What we are seeing here is not just a memoir for a million-dollar payday, as the Obamas have been so adept at gaining. (Michelle, after all, did make a heap from her book on vegetables as she tried to micromanage what Americans eat).  This one is more than a memoir: it's a marketing of herself, her persona, as a "narrative" for something bigger, which in her case is a crack at the presidency.  You don't win the presidency by talking about your ideas if your ideas (which are socialist) are unpopular.  You win by talking about yourself.

Releasing the memoir with this calculated timing precisely mirrors strategy and tactics Barack Obama employed to win elections during his career.  Apparently, Valerie Jarrett and the other Obamatons over at the Kalorama mansion, oh, so quiet all these months, have not been idle in plotting out this new "narrative."  Michelle's new book has Team Obama's fingerprints all over it.

Just take a look at what Obama did with his book strategy for winning higher office.  Here's the first instance from Wikipedia:

Dreams from My Father: A Story of Race and Inheritance (1995) is a memoir by Barack Obama, who was elected as U.S. President in 2008. It explores events of his early years, up until his entry into law school in 1988. Obama published the memoir in July 1995, when he was starting his political campaign for Illinois Senate.

And then here's the second one from Wikipedia:

The Audacity of Hope: Thoughts on Reclaiming the American Dream is the second book written by then-Senator Barack Obama. In the fall of 2006 it became number one on both the New York Times and Amazon.com bestsellers lists after Obama was endorsed by Oprah Winfrey. In the book, Obama expounds on many of the subjects that became part of his 2008 campaign for the presidency. The book advance from the publisher totalled $1.9 million contracted for three books. Obama announced his ultimately successful presidential campaign on February 10, 2007, a little more than three months after the book's release.

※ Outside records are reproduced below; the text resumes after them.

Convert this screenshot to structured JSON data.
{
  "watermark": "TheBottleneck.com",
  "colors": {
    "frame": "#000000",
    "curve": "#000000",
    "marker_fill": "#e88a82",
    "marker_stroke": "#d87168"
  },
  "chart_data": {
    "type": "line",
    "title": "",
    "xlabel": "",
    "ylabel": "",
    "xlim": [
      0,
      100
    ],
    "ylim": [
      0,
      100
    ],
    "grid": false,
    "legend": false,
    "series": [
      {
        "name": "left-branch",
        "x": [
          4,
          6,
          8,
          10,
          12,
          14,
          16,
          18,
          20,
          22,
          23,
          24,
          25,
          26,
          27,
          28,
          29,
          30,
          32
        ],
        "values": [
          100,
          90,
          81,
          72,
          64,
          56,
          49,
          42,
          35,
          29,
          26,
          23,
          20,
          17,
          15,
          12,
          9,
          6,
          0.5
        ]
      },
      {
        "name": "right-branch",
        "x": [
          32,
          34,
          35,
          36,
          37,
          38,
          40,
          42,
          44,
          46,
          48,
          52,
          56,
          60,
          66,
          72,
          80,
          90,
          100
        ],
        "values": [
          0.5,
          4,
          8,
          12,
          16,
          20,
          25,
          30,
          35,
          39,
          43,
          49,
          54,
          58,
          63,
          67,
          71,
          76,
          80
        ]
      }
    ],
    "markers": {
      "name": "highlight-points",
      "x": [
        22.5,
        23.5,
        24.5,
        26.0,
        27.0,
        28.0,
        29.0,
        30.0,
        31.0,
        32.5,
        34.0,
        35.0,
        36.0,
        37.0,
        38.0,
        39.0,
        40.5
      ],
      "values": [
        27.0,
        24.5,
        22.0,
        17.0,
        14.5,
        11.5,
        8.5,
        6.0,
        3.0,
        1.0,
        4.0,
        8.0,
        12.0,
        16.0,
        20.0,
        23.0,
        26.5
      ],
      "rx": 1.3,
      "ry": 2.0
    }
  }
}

The timing was right there in both instances, as is the timing in Michelle Obama's book. The Obamas know what works, and they are sticking to the formula.

Given that Michelle Obama's Princeton thesis was barely literate, it makes one wonder who is helping her with the writing.  Is it Bill Ayers, as Jack Cashill pretty well showed in Obama's case?  Or is it someone else dispatched from the war rooms at Kalorama?  One wonders. And while we are on the topic, does the fact that Obama still maintains the Kalorama mansion, despite his gallivanting around the world like a billionaire, as his operatives plot back home, say anything about new presidential ambitions?  Via Michelle Obama? It would seem so.

As Lifson notes, the Democrats are in bad shape, at least if they run on policies.  But if they can galvanize the black vote, which is what they did with Obama, they are in a position to win.  They are sure they can't win if they don't.  What would be more logical than for Michelle Obama to write an identity politics book, in first person, Oprah-style, as a backdrop "narrative" to galvanize those voters? The Obamas always were about "narrative" as a means of concealing their policy objectives by promoting their personas. Obama's "mind-meld," and right hand man, after all, was fiction writer and major Ben Rhodes. Ol' Ben knew more than anyone about creating "narratives."

What's more, the Democratic Party is run by gerontocrats, meaning that the path is wide open for an outsider in its next presidential contest.  They don't really have anyone viable otherwise, and they have certainly noted the Trump example. The Obamas have a formula for winning the presidency, and obviously, they are using it. Barack Obama succeeded repeatedly in employing this memoirs-of-identity model as a prelude to more.

What we should look to now is Michelle Obama making a major speech for the Democrats, which was Barack Obama's next step in getting out there in front of the Democratic pack, and then taking the lead. Look next Michelle Obama's big speech. After the book, it's coming.